The small island of Chappaquiddick has been a laboratory of sorts for the work of the study group. In August Mr. Poole, along with Tufts infectious diseases professor Sam Telford, Island biologist Dick Johnson and nurses from the Vineyard Nursing Association set up a makeshift blood sampling depot at the Chappy fire station. A total of 30 residents, nearly a fifth of the year-round population, volunteered to participate in the blood sampling and survey work. The results of those tests are not yet available.
“Chappaquiddick is an ideal place to study because it’s a geographically-isolated population,” Mr. Poole said. While on Chappaquiddick, Mr. Telford also performed sweeps of residential properties with cheesecloth to assess the number of deer ticks present in the environment. Mr. Poole said reducing tick habitat by clearing out leaf litter and reducing shade can go a long way toward reducing a homeowner’s exposure to the disease.
To Tisbury board of health member Michael Loberg, establishing a baseline of data is a prerequisite before the boards can issue any Islandwide recommendations, but he said the preventative value of public education cannot be underestimated. This week the boards of health went live with a Web site (mvboh.org) designed to serve as a centralized source of information on Lyme disease and other regional health issues.

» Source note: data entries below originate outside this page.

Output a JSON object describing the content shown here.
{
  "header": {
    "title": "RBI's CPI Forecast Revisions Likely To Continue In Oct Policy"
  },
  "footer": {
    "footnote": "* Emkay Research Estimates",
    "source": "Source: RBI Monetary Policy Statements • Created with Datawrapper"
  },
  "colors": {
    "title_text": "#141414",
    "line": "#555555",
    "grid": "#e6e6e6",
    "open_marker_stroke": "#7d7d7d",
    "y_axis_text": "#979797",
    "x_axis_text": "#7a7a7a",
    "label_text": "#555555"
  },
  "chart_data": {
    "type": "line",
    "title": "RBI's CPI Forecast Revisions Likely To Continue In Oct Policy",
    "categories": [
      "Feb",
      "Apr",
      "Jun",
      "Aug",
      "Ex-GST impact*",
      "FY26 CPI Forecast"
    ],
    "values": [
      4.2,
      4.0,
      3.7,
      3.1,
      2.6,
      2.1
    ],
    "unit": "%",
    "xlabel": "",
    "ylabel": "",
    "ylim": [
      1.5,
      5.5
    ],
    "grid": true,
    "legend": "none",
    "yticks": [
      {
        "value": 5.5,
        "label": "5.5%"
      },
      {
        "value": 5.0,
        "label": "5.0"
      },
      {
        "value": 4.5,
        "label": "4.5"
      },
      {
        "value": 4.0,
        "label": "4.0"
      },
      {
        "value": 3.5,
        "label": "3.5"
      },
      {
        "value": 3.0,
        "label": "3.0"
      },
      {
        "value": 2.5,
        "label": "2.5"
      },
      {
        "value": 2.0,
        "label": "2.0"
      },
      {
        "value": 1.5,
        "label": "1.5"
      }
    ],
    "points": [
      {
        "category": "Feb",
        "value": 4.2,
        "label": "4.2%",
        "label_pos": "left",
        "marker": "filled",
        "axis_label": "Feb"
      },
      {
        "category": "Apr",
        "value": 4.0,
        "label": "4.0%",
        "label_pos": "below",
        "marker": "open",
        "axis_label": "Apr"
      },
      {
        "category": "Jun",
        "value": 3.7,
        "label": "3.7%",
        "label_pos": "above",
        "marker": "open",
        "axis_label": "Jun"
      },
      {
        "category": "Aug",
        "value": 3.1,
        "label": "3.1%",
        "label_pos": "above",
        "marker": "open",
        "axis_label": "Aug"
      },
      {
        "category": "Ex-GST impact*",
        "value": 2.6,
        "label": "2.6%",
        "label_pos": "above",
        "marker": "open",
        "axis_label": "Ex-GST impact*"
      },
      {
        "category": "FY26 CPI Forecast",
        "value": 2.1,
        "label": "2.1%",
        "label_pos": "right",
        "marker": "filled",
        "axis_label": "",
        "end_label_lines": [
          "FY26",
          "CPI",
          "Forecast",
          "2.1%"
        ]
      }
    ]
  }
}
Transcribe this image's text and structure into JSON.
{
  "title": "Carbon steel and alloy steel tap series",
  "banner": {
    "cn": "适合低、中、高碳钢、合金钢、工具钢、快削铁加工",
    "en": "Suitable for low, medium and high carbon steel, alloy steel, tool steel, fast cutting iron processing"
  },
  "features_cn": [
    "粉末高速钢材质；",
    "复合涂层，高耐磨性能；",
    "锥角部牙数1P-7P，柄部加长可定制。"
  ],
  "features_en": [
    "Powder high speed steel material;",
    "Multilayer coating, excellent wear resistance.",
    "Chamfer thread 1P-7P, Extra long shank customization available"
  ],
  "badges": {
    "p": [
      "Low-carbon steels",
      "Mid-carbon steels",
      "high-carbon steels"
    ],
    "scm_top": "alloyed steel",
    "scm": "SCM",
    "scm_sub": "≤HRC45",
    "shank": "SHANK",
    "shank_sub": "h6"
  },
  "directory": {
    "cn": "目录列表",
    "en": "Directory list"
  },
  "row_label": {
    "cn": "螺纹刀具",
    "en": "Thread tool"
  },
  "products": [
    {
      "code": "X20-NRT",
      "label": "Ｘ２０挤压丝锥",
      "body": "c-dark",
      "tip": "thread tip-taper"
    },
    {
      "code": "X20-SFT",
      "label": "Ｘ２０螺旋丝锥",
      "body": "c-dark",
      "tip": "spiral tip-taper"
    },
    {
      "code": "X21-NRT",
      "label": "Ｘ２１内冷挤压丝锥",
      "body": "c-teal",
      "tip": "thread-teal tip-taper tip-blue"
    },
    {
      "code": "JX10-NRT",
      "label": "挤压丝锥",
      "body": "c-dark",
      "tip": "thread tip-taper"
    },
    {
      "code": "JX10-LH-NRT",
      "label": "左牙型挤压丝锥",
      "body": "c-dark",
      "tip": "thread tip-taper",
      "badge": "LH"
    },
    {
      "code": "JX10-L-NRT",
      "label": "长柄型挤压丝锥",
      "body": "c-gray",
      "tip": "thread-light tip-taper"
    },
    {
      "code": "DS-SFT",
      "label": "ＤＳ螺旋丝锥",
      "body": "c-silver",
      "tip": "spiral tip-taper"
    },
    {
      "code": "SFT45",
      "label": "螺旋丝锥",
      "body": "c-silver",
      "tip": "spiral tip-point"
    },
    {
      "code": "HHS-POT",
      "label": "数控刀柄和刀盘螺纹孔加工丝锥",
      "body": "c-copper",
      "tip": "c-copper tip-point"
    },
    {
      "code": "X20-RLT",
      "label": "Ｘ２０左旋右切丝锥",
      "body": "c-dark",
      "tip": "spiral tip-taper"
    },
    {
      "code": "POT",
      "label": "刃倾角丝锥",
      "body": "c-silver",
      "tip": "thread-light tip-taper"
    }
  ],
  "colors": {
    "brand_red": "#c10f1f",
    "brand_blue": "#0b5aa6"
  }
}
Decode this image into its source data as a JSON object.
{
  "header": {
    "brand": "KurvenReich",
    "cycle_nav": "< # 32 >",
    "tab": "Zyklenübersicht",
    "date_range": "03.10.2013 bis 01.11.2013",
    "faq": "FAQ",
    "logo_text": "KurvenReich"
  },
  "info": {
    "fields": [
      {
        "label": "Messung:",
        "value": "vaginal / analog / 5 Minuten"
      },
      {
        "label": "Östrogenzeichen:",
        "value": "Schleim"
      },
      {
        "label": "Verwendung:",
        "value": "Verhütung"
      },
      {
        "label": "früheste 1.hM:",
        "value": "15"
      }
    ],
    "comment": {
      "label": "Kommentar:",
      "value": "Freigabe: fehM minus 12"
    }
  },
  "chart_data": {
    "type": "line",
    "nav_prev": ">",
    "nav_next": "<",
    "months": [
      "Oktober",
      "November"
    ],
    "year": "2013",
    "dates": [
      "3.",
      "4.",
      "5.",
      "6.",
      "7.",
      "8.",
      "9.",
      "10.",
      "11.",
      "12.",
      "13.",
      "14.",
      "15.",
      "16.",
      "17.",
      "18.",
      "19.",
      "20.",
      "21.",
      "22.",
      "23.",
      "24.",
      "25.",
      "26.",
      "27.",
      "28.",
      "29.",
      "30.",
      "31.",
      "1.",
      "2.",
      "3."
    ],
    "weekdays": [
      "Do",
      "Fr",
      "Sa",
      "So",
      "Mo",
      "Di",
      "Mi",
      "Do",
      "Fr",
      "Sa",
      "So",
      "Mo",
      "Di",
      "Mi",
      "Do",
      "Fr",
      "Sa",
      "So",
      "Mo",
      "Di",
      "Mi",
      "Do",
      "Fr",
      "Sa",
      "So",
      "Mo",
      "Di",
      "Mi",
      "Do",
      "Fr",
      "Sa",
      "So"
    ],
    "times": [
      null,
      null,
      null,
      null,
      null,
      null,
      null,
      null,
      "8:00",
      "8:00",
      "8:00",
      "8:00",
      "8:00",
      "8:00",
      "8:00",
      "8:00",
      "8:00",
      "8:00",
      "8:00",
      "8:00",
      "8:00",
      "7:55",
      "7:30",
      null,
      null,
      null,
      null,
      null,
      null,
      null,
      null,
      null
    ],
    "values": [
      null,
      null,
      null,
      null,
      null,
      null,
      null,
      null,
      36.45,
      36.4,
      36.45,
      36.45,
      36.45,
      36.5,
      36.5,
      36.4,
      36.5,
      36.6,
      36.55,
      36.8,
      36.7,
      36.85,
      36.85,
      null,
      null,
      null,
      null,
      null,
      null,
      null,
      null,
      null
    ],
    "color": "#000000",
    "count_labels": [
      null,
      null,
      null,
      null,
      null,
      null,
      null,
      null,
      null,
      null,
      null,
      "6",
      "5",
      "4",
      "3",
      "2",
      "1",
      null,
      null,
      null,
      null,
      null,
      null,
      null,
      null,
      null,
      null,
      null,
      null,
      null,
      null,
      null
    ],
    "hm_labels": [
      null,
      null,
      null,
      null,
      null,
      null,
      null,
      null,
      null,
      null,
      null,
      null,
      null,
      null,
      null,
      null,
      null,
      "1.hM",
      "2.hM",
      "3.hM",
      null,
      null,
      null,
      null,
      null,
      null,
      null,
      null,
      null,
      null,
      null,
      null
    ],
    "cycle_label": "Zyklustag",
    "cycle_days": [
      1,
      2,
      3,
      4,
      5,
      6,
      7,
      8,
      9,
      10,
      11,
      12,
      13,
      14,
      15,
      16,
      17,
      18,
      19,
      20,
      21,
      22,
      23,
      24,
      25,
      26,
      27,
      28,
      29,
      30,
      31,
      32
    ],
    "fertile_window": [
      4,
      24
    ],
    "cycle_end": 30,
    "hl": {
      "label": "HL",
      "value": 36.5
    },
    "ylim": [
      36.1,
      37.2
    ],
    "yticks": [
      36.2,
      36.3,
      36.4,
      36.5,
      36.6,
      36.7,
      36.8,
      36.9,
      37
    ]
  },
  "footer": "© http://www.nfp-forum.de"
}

“We think there are tremendous opportunities in improving education,” said Mr. Loberg. To that end, the boards of health have also established a newfound presence in the schools, having already visited Island elementary school health classes with plans to do the same at the high school in the coming year.
“The idea is to do this tick education curriculum on an ongoing basis so that the kids will take it home to their parents, that’s the best way to get it into the household,” he said.
By the end of next year Mr. Loberg said the boards of health will be ready to make their recommendations to the all-Island selectmen about how to reduce the incidence and severity of the disease, but he said it was too early to speculate on what form those may take. When they were planning the grant application, health agents had discussed the idea of making venison more widely available through the Island Grown Initiative as a way of promoting hunting.
“Increased hunting could be a recommendation, but only if there’s data that reducing the deer population has an effect,” said Mr. Loberg. “We will follow the data so we’ll have to see.”
He said the boards of health may eventually apply for funding through the Centers for Disease Control or the National Institutes of Health to put into effect a plan of action in the coming years.
Yesterday the university medical team was still compiling data in their temporary New York avenue house, entering the 1,000 some-odd surveys gathered during the previous two weeks and sifting through the data in preparation for their presentation at the high school. Some of the students are rural health scholars, on-Island to study the unique challenges endemic to sparsely populated or isolated communities. For second-year medical student Sebastian Ramos, it has been an experience he hopes to bring back to his native Guatemala.
“I grew up in a very rural area, 2,000 people at most, so my first experience with physicians was that’s the guy who came over when you were sick,” he said. “I never saw the inside of a clinic or anything until I was in the States. The opportunity to be here in this community has been wonderful — I guess that’s part of the project, to be in a rural area and really feel like you’re part of the community. We’ve only been here for two weeks but the community — from the people on the ferry, to the [Wampanoag] tribe, to the Brazilian community have really made us feel welcome.”
The night before, second-year medical student Daniel Wemple and second-year graduate nursing student Meghan King visited a Brazilian church where grocer Elio Silva translated for the congregation.
“They took the survey very seriously,” said Ms. King.